Mimile s’était bravement emparé de son bol, pendant que Charlot regardait le sien d’un air indécis.
« Eh bien, que fais-tu là, toi ? dit le chauffeur.
— C’est que je voudrais un peu de savon.
— Du savon pour mettre dans ta soupe ? drôle de goût, par exemple !
— Non, monsieur, c’est pour me laver les mains avant de manger. Regardez, elles sont toutes noires.

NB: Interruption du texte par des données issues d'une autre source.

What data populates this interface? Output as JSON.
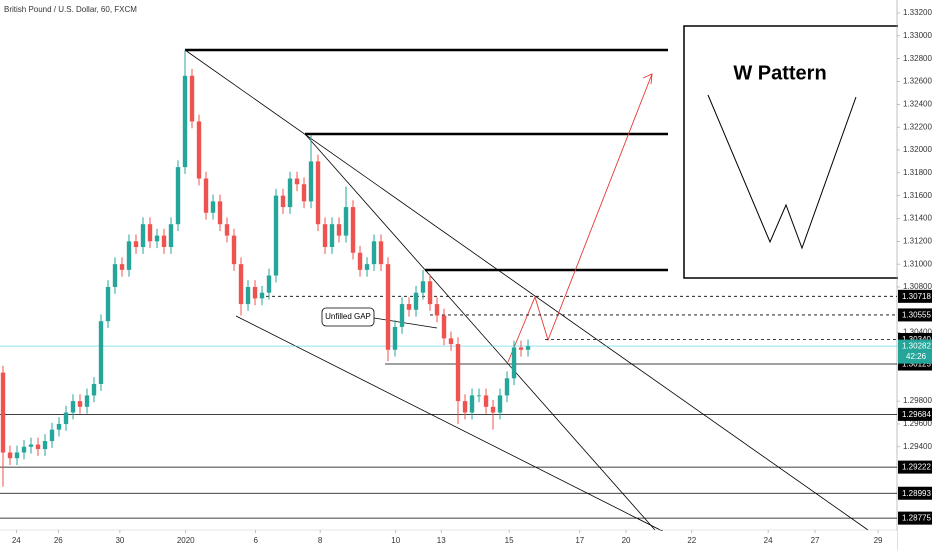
{
  "chart_data": {
    "type": "candlestick",
    "title": "British Pound / U.S. Dollar, 60, FXCM",
    "x": [
      0,
      1,
      2,
      3,
      4,
      5,
      6,
      7,
      8,
      9,
      10,
      11,
      12,
      13,
      14,
      15,
      16,
      17,
      18,
      19,
      20,
      21,
      22,
      23,
      24,
      25,
      26,
      27,
      28,
      29,
      30,
      31,
      32,
      33,
      34,
      35,
      36,
      37,
      38,
      39,
      40,
      41,
      42,
      43,
      44,
      45,
      46,
      47,
      48,
      49,
      50,
      51,
      52,
      53,
      54,
      55,
      56,
      57,
      58,
      59,
      60,
      61,
      62,
      63,
      64,
      65,
      66,
      67,
      68,
      69,
      70,
      71,
      72,
      73,
      74,
      75
    ],
    "ohlc": [
      [
        1.3005,
        1.3011,
        1.2905,
        1.2935
      ],
      [
        1.2935,
        1.2941,
        1.2924,
        1.293
      ],
      [
        1.293,
        1.2941,
        1.2924,
        1.2935
      ],
      [
        1.2935,
        1.2946,
        1.2929,
        1.294
      ],
      [
        1.294,
        1.2948,
        1.2934,
        1.2942
      ],
      [
        1.2942,
        1.2948,
        1.2932,
        1.2938
      ],
      [
        1.2938,
        1.2951,
        1.2932,
        1.2945
      ],
      [
        1.2945,
        1.2961,
        1.2939,
        1.2955
      ],
      [
        1.2955,
        1.2966,
        1.2949,
        1.296
      ],
      [
        1.296,
        1.2976,
        1.2954,
        1.297
      ],
      [
        1.297,
        1.2986,
        1.2964,
        1.298
      ],
      [
        1.298,
        1.2986,
        1.2969,
        1.2975
      ],
      [
        1.2975,
        1.2991,
        1.2969,
        1.2985
      ],
      [
        1.2985,
        1.3001,
        1.2979,
        1.2995
      ],
      [
        1.2995,
        1.3056,
        1.2989,
        1.305
      ],
      [
        1.305,
        1.3086,
        1.3044,
        1.308
      ],
      [
        1.308,
        1.3106,
        1.3074,
        1.31
      ],
      [
        1.31,
        1.3106,
        1.3089,
        1.3095
      ],
      [
        1.3095,
        1.3126,
        1.3089,
        1.312
      ],
      [
        1.312,
        1.3126,
        1.3109,
        1.3115
      ],
      [
        1.3115,
        1.3141,
        1.3109,
        1.3135
      ],
      [
        1.3135,
        1.3141,
        1.3114,
        1.312
      ],
      [
        1.312,
        1.3131,
        1.3114,
        1.3125
      ],
      [
        1.3125,
        1.3131,
        1.3109,
        1.3115
      ],
      [
        1.3115,
        1.3141,
        1.3109,
        1.3135
      ],
      [
        1.3135,
        1.3191,
        1.3129,
        1.3185
      ],
      [
        1.3185,
        1.3287,
        1.3179,
        1.3265
      ],
      [
        1.3265,
        1.3271,
        1.3219,
        1.3225
      ],
      [
        1.3225,
        1.3231,
        1.3169,
        1.3175
      ],
      [
        1.3175,
        1.3181,
        1.3139,
        1.3145
      ],
      [
        1.3145,
        1.3161,
        1.3139,
        1.3155
      ],
      [
        1.3155,
        1.3161,
        1.3129,
        1.3135
      ],
      [
        1.3135,
        1.3141,
        1.3119,
        1.3125
      ],
      [
        1.3125,
        1.3131,
        1.3094,
        1.31
      ],
      [
        1.31,
        1.3106,
        1.3055,
        1.3065
      ],
      [
        1.3065,
        1.3086,
        1.3059,
        1.308
      ],
      [
        1.308,
        1.3086,
        1.3064,
        1.307
      ],
      [
        1.307,
        1.3081,
        1.3064,
        1.3075
      ],
      [
        1.3075,
        1.3096,
        1.3069,
        1.309
      ],
      [
        1.309,
        1.3166,
        1.3084,
        1.316
      ],
      [
        1.316,
        1.3166,
        1.3144,
        1.315
      ],
      [
        1.315,
        1.3181,
        1.3144,
        1.3175
      ],
      [
        1.3175,
        1.3181,
        1.3164,
        1.317
      ],
      [
        1.317,
        1.3176,
        1.3149,
        1.3155
      ],
      [
        1.3155,
        1.3213,
        1.3149,
        1.319
      ],
      [
        1.319,
        1.3196,
        1.3129,
        1.3135
      ],
      [
        1.3135,
        1.3141,
        1.3109,
        1.3115
      ],
      [
        1.3115,
        1.3141,
        1.3109,
        1.3135
      ],
      [
        1.3135,
        1.3141,
        1.3119,
        1.3125
      ],
      [
        1.3125,
        1.3168,
        1.3119,
        1.315
      ],
      [
        1.315,
        1.3156,
        1.3104,
        1.311
      ],
      [
        1.311,
        1.3116,
        1.3089,
        1.3095
      ],
      [
        1.3095,
        1.3106,
        1.3089,
        1.31
      ],
      [
        1.31,
        1.3126,
        1.3094,
        1.312
      ],
      [
        1.312,
        1.3126,
        1.3094,
        1.31
      ],
      [
        1.31,
        1.3106,
        1.3015,
        1.3025
      ],
      [
        1.3025,
        1.3051,
        1.3019,
        1.3045
      ],
      [
        1.3045,
        1.3071,
        1.3039,
        1.3065
      ],
      [
        1.3065,
        1.3071,
        1.3054,
        1.306
      ],
      [
        1.306,
        1.3081,
        1.3054,
        1.3075
      ],
      [
        1.3075,
        1.3095,
        1.3069,
        1.3085
      ],
      [
        1.3085,
        1.3091,
        1.3059,
        1.3065
      ],
      [
        1.3065,
        1.3071,
        1.3049,
        1.3055
      ],
      [
        1.3055,
        1.3061,
        1.3029,
        1.3035
      ],
      [
        1.3035,
        1.3041,
        1.3024,
        1.303
      ],
      [
        1.303,
        1.3036,
        1.296,
        1.298
      ],
      [
        1.298,
        1.2986,
        1.2964,
        1.297
      ],
      [
        1.297,
        1.2991,
        1.2964,
        1.2985
      ],
      [
        1.2985,
        1.2991,
        1.2979,
        1.2985
      ],
      [
        1.2985,
        1.2991,
        1.2969,
        1.2975
      ],
      [
        1.2975,
        1.2981,
        1.2955,
        1.297
      ],
      [
        1.297,
        1.2991,
        1.2964,
        1.2985
      ],
      [
        1.2985,
        1.3006,
        1.2979,
        1.3
      ],
      [
        1.3,
        1.3033,
        1.2994,
        1.3027
      ],
      [
        1.3027,
        1.3033,
        1.3019,
        1.3025
      ],
      [
        1.3025,
        1.3034,
        1.3019,
        1.3028
      ]
    ],
    "up_color": "#26a69a",
    "down_color": "#ef5350",
    "xlim": [
      -0.43,
      127.71
    ],
    "xticks": [
      {
        "value": 1.9,
        "label": "24"
      },
      {
        "value": 7.9,
        "label": "26"
      },
      {
        "value": 16.7,
        "label": "30"
      },
      {
        "value": 26.1,
        "label": "2020"
      },
      {
        "value": 36.1,
        "label": "6"
      },
      {
        "value": 45.3,
        "label": "8"
      },
      {
        "value": 56.1,
        "label": "10"
      },
      {
        "value": 62.6,
        "label": "13"
      },
      {
        "value": 72.3,
        "label": "15"
      },
      {
        "value": 82.4,
        "label": "17"
      },
      {
        "value": 89,
        "label": "20"
      },
      {
        "value": 98.4,
        "label": "22"
      },
      {
        "value": 109.3,
        "label": "24"
      },
      {
        "value": 116,
        "label": "27"
      },
      {
        "value": 125,
        "label": "29"
      }
    ],
    "ylim": [
      1.28671,
      1.33314
    ],
    "yticks": [
      {
        "value": 1.294,
        "label": "1.29400"
      },
      {
        "value": 1.296,
        "label": "1.29600"
      },
      {
        "value": 1.298,
        "label": "1.29800"
      },
      {
        "value": 1.304,
        "label": "1.30400"
      },
      {
        "value": 1.308,
        "label": "1.30800"
      },
      {
        "value": 1.31,
        "label": "1.31000"
      },
      {
        "value": 1.312,
        "label": "1.31200"
      },
      {
        "value": 1.314,
        "label": "1.31400"
      },
      {
        "value": 1.316,
        "label": "1.31600"
      },
      {
        "value": 1.318,
        "label": "1.31800"
      },
      {
        "value": 1.32,
        "label": "1.32000"
      },
      {
        "value": 1.322,
        "label": "1.32200"
      },
      {
        "value": 1.324,
        "label": "1.32400"
      },
      {
        "value": 1.326,
        "label": "1.32600"
      },
      {
        "value": 1.328,
        "label": "1.32800"
      },
      {
        "value": 1.33,
        "label": "1.33000"
      },
      {
        "value": 1.332,
        "label": "1.33200"
      }
    ],
    "levels": [
      {
        "value": 1.30718,
        "label": "1.30718",
        "dashed": true
      },
      {
        "value": 1.30555,
        "label": "1.30555",
        "dashed": true
      },
      {
        "value": 1.3034,
        "label": "1.30340",
        "dashed": true
      },
      {
        "value": 1.30125,
        "label": "1.30125",
        "dashed": false
      },
      {
        "value": 1.29684,
        "label": "1.29684",
        "dashed": false
      },
      {
        "value": 1.29222,
        "label": "1.29222",
        "dashed": false
      },
      {
        "value": 1.28993,
        "label": "1.28993",
        "dashed": false
      },
      {
        "value": 1.28775,
        "label": "1.28775",
        "dashed": false
      }
    ],
    "last": {
      "value": 1.30282,
      "label": "1.30282",
      "color": "#26a69a"
    },
    "countdown": "42:26",
    "annotations": [
      "Unfilled GAP",
      "W Pattern"
    ]
  }
}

— Te laver les mains !… mille sabords ! En voilà une idée !… Il faut laisser ça aux belles dames. D’abord, ici, c’est défendu… Regarde… »
Et le chauffeur étala sous le nez de Charlot deux mains formidables, d’un plus beau noir que le charbon qui lui servait à alimenter sa machine.
Charlot les considérait d’un air consterné.
« Se laver les mains ! reprit le chauffeur en éclatant de rire ; il faut vieillir pour entendre dire de pareilles choses à bord. Tu ne sais donc pas, petit malheureux, que ça amollit la peau, et qu’avec des mains molles on n’est plus bon à rien en voyage ?… Une dernière fois, enlève ta soupe et détale. »
Charlot prit son bol d’un air piteux et s’en alla rejoindre Mimile, qui mangeait tranquillement sa soupe en se promenant.
« Est-ce que tu trouves ça bon, toi ? lui demanda-t-il en réprimant une moue dédaigneuse.
— Tiens, tu crois peut-être, répondit Mimile, que je vais me laisser mourir de faim devant une soupe à l’oignon. Rappelle-toi le fromage d’hier. J’aime mieux ceci, après tout ; c’est chaud.